Tuesday, September 19, 2023

Matthew 20.1-16 Translations and Notes - RCL Year A Lectionary 25/ 17th Sunday After Pentecost

Image generated by DALL-E with prompt "a 3D rendering of migrant workers and a boss in a grape vineyard"
Matthew 20.1-16 is the RCL Year A assigned reading for Lectionary 25/ 17th Sunday After Pentecost. It's the parable usually called "Laborers in the Vineyard." When I teach this parable, I label as "All in a Day's Wage" or "The Line Forms at the Rear."

It's a well-told story, and I try to capture more of the conversational tone in my translation. (Cf. link below.) I think that one of the challenges of the parable for modern hearers is that we want fairness, not equality. This parable is closer to Marx's "From each according to ability, to each according to need." It also is a dramatization of the Lord's Prayer petition, "Give us today our daily bread." 

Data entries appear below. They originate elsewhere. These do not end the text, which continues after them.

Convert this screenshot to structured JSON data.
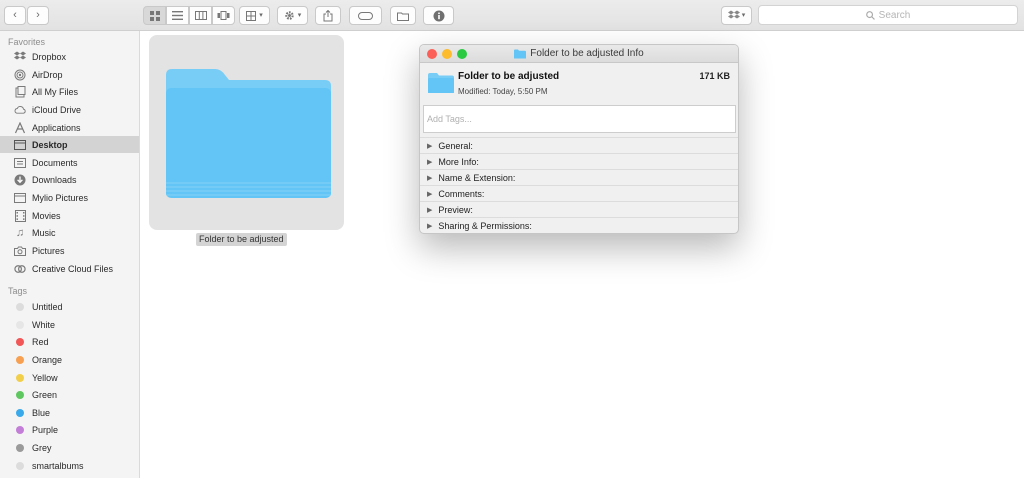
{
  "toolbar": {
    "nav": [
      {
        "name": "back-button",
        "glyph": "‹"
      },
      {
        "name": "forward-button",
        "glyph": "›"
      }
    ],
    "search_placeholder": "Search"
  },
  "sidebar": {
    "favorites_header": "Favorites",
    "favorites": [
      {
        "label": "Dropbox",
        "icon": "dropbox-icon"
      },
      {
        "label": "AirDrop",
        "icon": "airdrop-icon"
      },
      {
        "label": "All My Files",
        "icon": "all-files-icon"
      },
      {
        "label": "iCloud Drive",
        "icon": "cloud-icon"
      },
      {
        "label": "Applications",
        "icon": "applications-icon"
      },
      {
        "label": "Desktop",
        "icon": "desktop-icon",
        "selected": true
      },
      {
        "label": "Documents",
        "icon": "documents-icon"
      },
      {
        "label": "Downloads",
        "icon": "downloads-icon"
      },
      {
        "label": "Mylio Pictures",
        "icon": "mylio-icon"
      },
      {
        "label": "Movies",
        "icon": "movies-icon"
      },
      {
        "label": "Music",
        "icon": "music-icon"
      },
      {
        "label": "Pictures",
        "icon": "pictures-icon"
      },
      {
        "label": "Creative Cloud Files",
        "icon": "creative-cloud-icon"
      }
    ],
    "tags_header": "Tags",
    "tags": [
      {
        "label": "Untitled",
        "color": "#dcdcdc"
      },
      {
        "label": "White",
        "color": "#e6e6e6"
      },
      {
        "label": "Red",
        "color": "#f25656"
      },
      {
        "label": "Orange",
        "color": "#f7a052"
      },
      {
        "label": "Yellow",
        "color": "#f2cf4a"
      },
      {
        "label": "Green",
        "color": "#5fc75f"
      },
      {
        "label": "Blue",
        "color": "#3aa9ea"
      },
      {
        "label": "Purple",
        "color": "#c37fd8"
      },
      {
        "label": "Grey",
        "color": "#9a9a9a"
      },
      {
        "label": "smartalbums",
        "color": "#dcdcdc"
      }
    ]
  },
  "main": {
    "folder_label": "Folder to be adjusted"
  },
  "info_window": {
    "title": "Folder to be adjusted Info",
    "name": "Folder to be adjusted",
    "size": "171 KB",
    "modified": "Modified: Today, 5:50 PM",
    "tags_placeholder": "Add Tags...",
    "sections": [
      "General:",
      "More Info:",
      "Name & Extension:",
      "Comments:",
      "Preview:",
      "Sharing & Permissions:"
    ]
  },
  "colors": {
    "folder_blue": "#62c5f6",
    "close": "#fc5f57",
    "minimize": "#fdbb2e",
    "zoom": "#29c940"
  }
}
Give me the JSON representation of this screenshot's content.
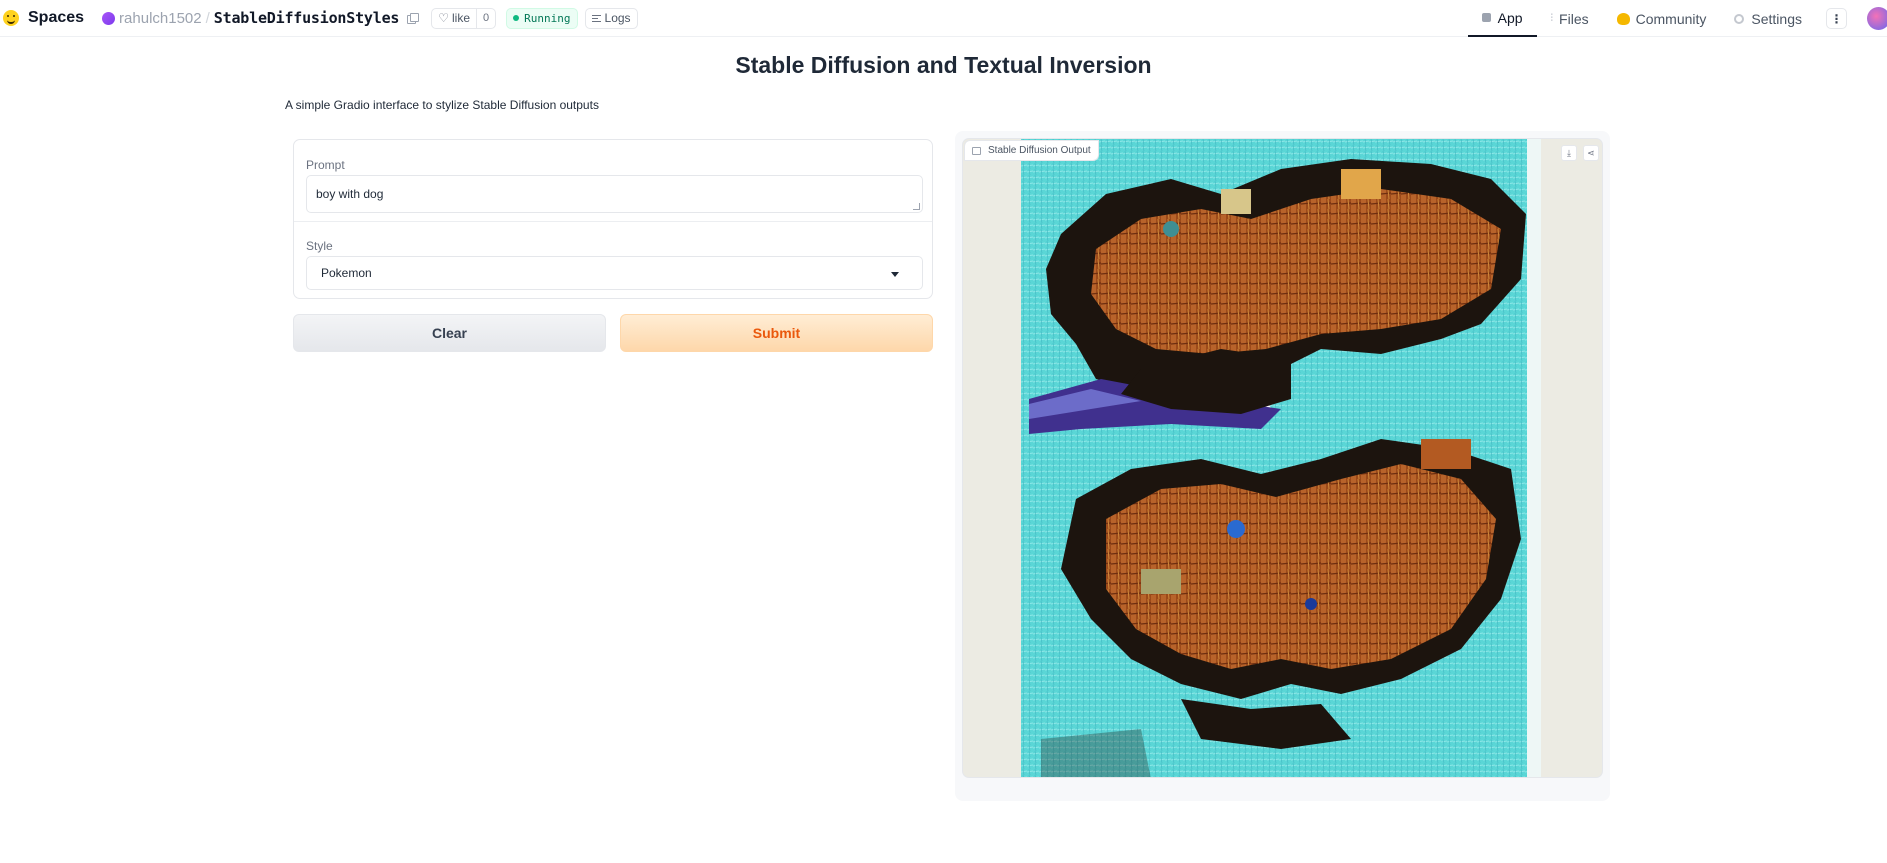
{
  "nav": {
    "brand": "Spaces",
    "owner": "rahulch1502",
    "separator": "/",
    "repo": "StableDiffusionStyles",
    "like_label": "like",
    "like_count": "0",
    "status": "Running",
    "logs_label": "Logs",
    "tabs": [
      {
        "label": "App",
        "icon": "app-icon",
        "active": true
      },
      {
        "label": "Files",
        "icon": "files-icon"
      },
      {
        "label": "Community",
        "icon": "community-icon"
      },
      {
        "label": "Settings",
        "icon": "settings-icon"
      }
    ],
    "menu_icon": "more-vertical-icon"
  },
  "app": {
    "title": "Stable Diffusion and Textual Inversion",
    "description": "A simple Gradio interface to stylize Stable Diffusion outputs",
    "prompt": {
      "label": "Prompt",
      "value": "boy with dog"
    },
    "style": {
      "label": "Style",
      "value": "Pokemon"
    },
    "clear_label": "Clear",
    "submit_label": "Submit",
    "output": {
      "label": "Stable Diffusion Output",
      "download_icon": "download-icon",
      "share_icon": "share-icon"
    }
  },
  "colors": {
    "submit_text": "#ea580c",
    "submit_bg": "#fed7aa",
    "status_green": "#10b981",
    "image_sky": "#57d3d4"
  }
}
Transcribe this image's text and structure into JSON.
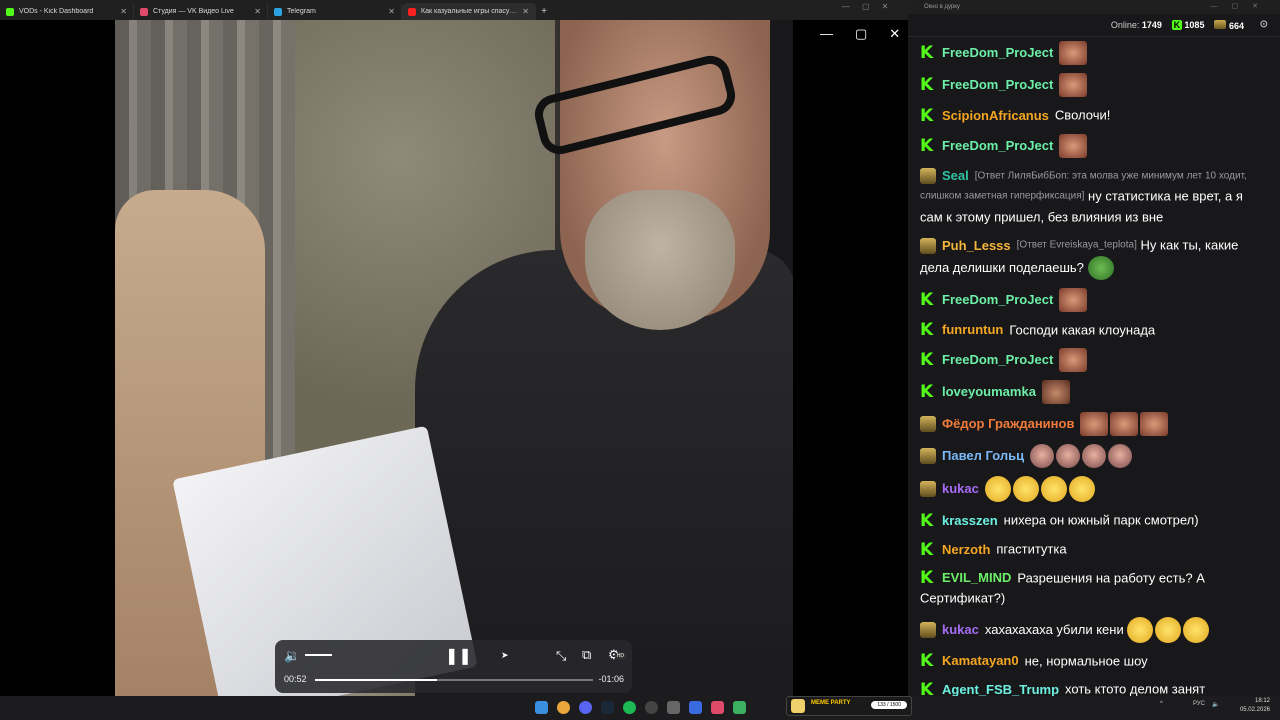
{
  "browser": {
    "tabs": [
      {
        "title": "VODs - Kick Dashboard",
        "favicon_color": "#53fc18",
        "active": false
      },
      {
        "title": "Студия — VK Видео Live",
        "favicon_color": "#e04a6a",
        "active": false
      },
      {
        "title": "Telegram",
        "favicon_color": "#2aa3e0",
        "active": false
      },
      {
        "title": "Как казуальные игры спасут т...",
        "favicon_color": "#ff2020",
        "active": true
      }
    ],
    "new_tab_label": "+"
  },
  "player": {
    "elapsed": "00:52",
    "remaining": "-01:06",
    "progress": 0.44,
    "volume": 0.5,
    "hd_badge": "HD"
  },
  "chat": {
    "window_title": "Окно в дурку",
    "online_label": "Online:",
    "online_count": "1749",
    "kick_count": "1085",
    "vk_count": "664",
    "messages": [
      {
        "badge": "k",
        "user": "FreeDom_ProJect",
        "color": "#6cf0a8",
        "text": "",
        "emotes": [
          "face"
        ]
      },
      {
        "badge": "k",
        "user": "FreeDom_ProJect",
        "color": "#6cf0a8",
        "text": "",
        "emotes": [
          "face"
        ]
      },
      {
        "badge": "k",
        "user": "ScipionAfricanus",
        "color": "#f5a623",
        "text": "Сволочи!",
        "emotes": []
      },
      {
        "badge": "k",
        "user": "FreeDom_ProJect",
        "color": "#6cf0a8",
        "text": "",
        "emotes": [
          "face"
        ]
      },
      {
        "badge": "g",
        "user": "Seal",
        "color": "#2ec4a0",
        "reply": "[Ответ ЛиляБибБоп: эта молва уже минимум лет 10 ходит, слишком заметная гиперфиксация]",
        "text": "ну статистика не врет, а я сам к этому пришел, без влияния из вне",
        "emotes": []
      },
      {
        "badge": "g",
        "user": "Puh_Lesss",
        "color": "#f5b63a",
        "reply": "[Ответ Evreiskaya_teplota]",
        "text": "Ну как ты, какие дела делишки поделаешь?",
        "emotes": [
          "pepe"
        ]
      },
      {
        "badge": "k",
        "user": "FreeDom_ProJect",
        "color": "#6cf0a8",
        "text": "",
        "emotes": [
          "face"
        ]
      },
      {
        "badge": "k",
        "user": "funruntun",
        "color": "#f5a623",
        "text": "Господи какая клоунада",
        "emotes": []
      },
      {
        "badge": "k",
        "user": "FreeDom_ProJect",
        "color": "#6cf0a8",
        "text": "",
        "emotes": [
          "face"
        ]
      },
      {
        "badge": "k",
        "user": "loveyoumamka",
        "color": "#6cf0a8",
        "text": "",
        "emotes": [
          "dog"
        ]
      },
      {
        "badge": "g",
        "user": "Фёдор Гражданинов",
        "color": "#f07a3a",
        "text": "",
        "emotes": [
          "face",
          "face",
          "face"
        ]
      },
      {
        "badge": "g",
        "user": "Павел Гольц",
        "color": "#7ab8f5",
        "text": "",
        "emotes": [
          "girl",
          "girl",
          "girl",
          "girl"
        ]
      },
      {
        "badge": "g",
        "user": "kukac",
        "color": "#a66cf5",
        "text": "",
        "emotes": [
          "laugh",
          "laugh",
          "laugh",
          "laugh"
        ]
      },
      {
        "badge": "k",
        "user": "krasszen",
        "color": "#6cf0e0",
        "text": "нихера он южный парк смотрел)",
        "emotes": []
      },
      {
        "badge": "k",
        "user": "Nerzoth",
        "color": "#f5a623",
        "text": "пгаститутка",
        "emotes": []
      },
      {
        "badge": "k",
        "user": "EVIL_MIND",
        "color": "#6cf068",
        "text": "Разрешения на работу есть? А Сертификат?)",
        "emotes": []
      },
      {
        "badge": "g",
        "user": "kukac",
        "color": "#a66cf5",
        "text": "хахахахаха убили кени",
        "emotes": [
          "laugh",
          "laugh",
          "laugh"
        ]
      },
      {
        "badge": "k",
        "user": "Kamatayan0",
        "color": "#f5a623",
        "text": "не, нормальное шоу",
        "emotes": []
      },
      {
        "badge": "k",
        "user": "Agent_FSB_Trump",
        "color": "#6cf0e0",
        "text": "хоть ктото делом занят",
        "emotes": []
      }
    ]
  },
  "taskbar": {
    "meme_widget_label": "MEME PARTY",
    "meme_widget_count": "133 / 1500",
    "language": "РУС",
    "time": "18:12",
    "date": "05.02.2026"
  }
}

One more thing... The closing to the parable is the well-known, "So the last will be first, and the first will be last." I suspect that most people picture this as a vertical / hierarchical kind of reversal. I think that's problematic, because it means there will be an endless cycle of reversals. Think instead of a vertical / hierarchical order being changed into a horizontal equality. I.e., it really means that the first will be the same as the last and the last the same as the first. That's what I think God's dominion looks like.